Technical details of how a Tableau data extract works?
In the first section, we learn how to create data extract in Tableau. To further understand how data extract works and make the best use of it, let’s learn about the technical details of how data extract works.
Tableau data extract’s design principle
A Tableau extract (.tde) file is a compressed snapshot of data extracted from a large variety of original data sources (Excel, databases, Salesforce, NoSQL and so on). It is stored on disk and loaded into memory as required to create a Tableau visualization.
There are two design principles of the Tableau extract that make it ideal for data analytics.
- The first principle is that Tableau extract is a columnar store. The columnar databases store column values rather than row values. The benefit is that the input/output time required to access/aggregate the values in a column is significantly reduced. This is why Tableau extract is great for data analytics.
- Tableau Data Export
- The second principle is about how a Tableau extract is structured to make sure it makes the best use of your computer’s memory. This will impact how it is loaded into memory and used by Tableau. To understand this principle better, we need to understand how Tableau extract is created and used as the data source to create the visualization.
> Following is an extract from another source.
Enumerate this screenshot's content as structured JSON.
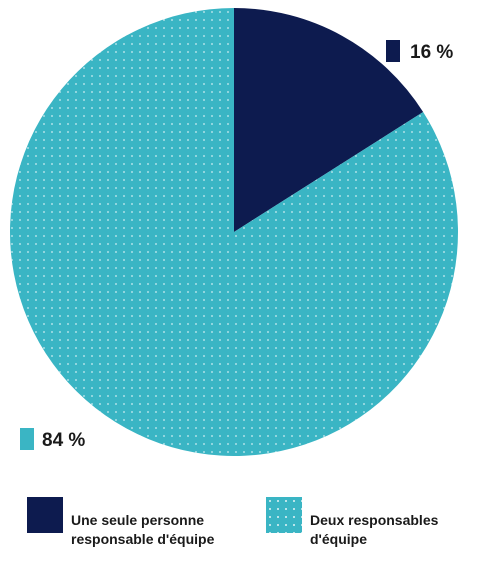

When Tableau creates data extract, it defines the structure of the .tde file and creates separate files for each column in the original data source. When Tableau retrieves data from the original data source, it sorts, compresses, and adds the values for each column to their file. After that, individual column files are combined with metadata to form a single file with as many individual memory-mapped files as there are the columns in the original data source. tableau online training
Because a Tableau data extract file is a memory-mapped file, when Tableau requests data from a .tde file, the data is loaded directly into the memory by the operating system. Tableau does not have to open, process, or decompress the file. If needed, the operating system continues to move data in and out of RAM to ensure that all of the requested data is made available to Tableau. It means that Tableau can query data that is bigger than the RAM on the computer.
For example, in the superstore dataset, you want to calculate the sum of profit for each product category. In the traditional data table, you have to go through each row to get the value of profit, and then sum them up for each product category. In TDE files, only columns Product Category and Profit are loaded into the memory. You can get the profit value straight line from one column.